Jon Austin, a spokesman for Vascular Solutions, said the indictment represents unproven allegations that the company believes are wrong.
"Our operations are unaffected by these developments, and our plans for growth and expansion in Maple Grove are unchanged," Austin said in a written statement.
Last month, the Maple Grove City Council endorsed the company's $8.7 million expansion proposal and urged approval of the state grant money.
"Our involvement is nothing beyond that resolution," city clerk Al Madsen said Tuesday, stressing that no municipal tax dollars had been pledged or offered.

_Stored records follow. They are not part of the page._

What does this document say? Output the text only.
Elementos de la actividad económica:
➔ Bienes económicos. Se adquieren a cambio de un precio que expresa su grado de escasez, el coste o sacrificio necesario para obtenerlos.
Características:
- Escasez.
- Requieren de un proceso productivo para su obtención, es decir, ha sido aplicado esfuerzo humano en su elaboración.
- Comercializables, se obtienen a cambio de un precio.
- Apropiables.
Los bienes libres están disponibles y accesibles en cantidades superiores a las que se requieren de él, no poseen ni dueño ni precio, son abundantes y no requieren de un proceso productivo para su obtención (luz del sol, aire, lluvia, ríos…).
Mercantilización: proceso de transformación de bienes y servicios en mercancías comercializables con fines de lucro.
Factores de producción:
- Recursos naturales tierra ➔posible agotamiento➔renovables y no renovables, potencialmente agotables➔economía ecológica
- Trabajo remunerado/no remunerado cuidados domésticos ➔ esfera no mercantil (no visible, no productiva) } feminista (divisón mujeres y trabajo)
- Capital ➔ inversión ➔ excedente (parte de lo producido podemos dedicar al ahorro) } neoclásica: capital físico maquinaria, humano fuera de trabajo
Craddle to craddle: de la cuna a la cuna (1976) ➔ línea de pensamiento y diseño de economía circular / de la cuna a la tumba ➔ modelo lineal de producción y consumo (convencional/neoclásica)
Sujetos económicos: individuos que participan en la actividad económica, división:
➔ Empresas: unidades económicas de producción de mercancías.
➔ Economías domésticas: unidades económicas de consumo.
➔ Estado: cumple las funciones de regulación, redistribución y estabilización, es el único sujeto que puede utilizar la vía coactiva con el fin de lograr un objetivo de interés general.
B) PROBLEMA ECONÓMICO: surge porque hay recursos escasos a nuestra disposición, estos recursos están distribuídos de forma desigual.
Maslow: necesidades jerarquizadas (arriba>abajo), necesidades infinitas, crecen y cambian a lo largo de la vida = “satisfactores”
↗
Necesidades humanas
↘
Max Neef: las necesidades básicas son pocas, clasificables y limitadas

Vascular Solutions has a product line of more than 80 devices — most of which are catheters — and had more than $110 million in sales last year. The fast-growing company has been looking to expand its physical presence and workforce in Minnesota, proposing to double its manufacturing space and adding 60 skilled employees over two years with an average pay of $32 per hour.
Vascular Solutions was eligible for up to $367,000 in state grants for the jobs it planned to add and a $435,000 rebate tied to its purchase and remodeling of a 60,000-square foot building adjacent to the existing plant.
The Minnesota Job Creation Fund is less than a year old but has committed more than $12 million to two-dozen companies. The more the new jobs pay — salaries must be at least $26,000 per year — the bigger the potential rebate for companies. Qualifying companies must prove they added the jobs and hold them in place for at least a year to unlock the money.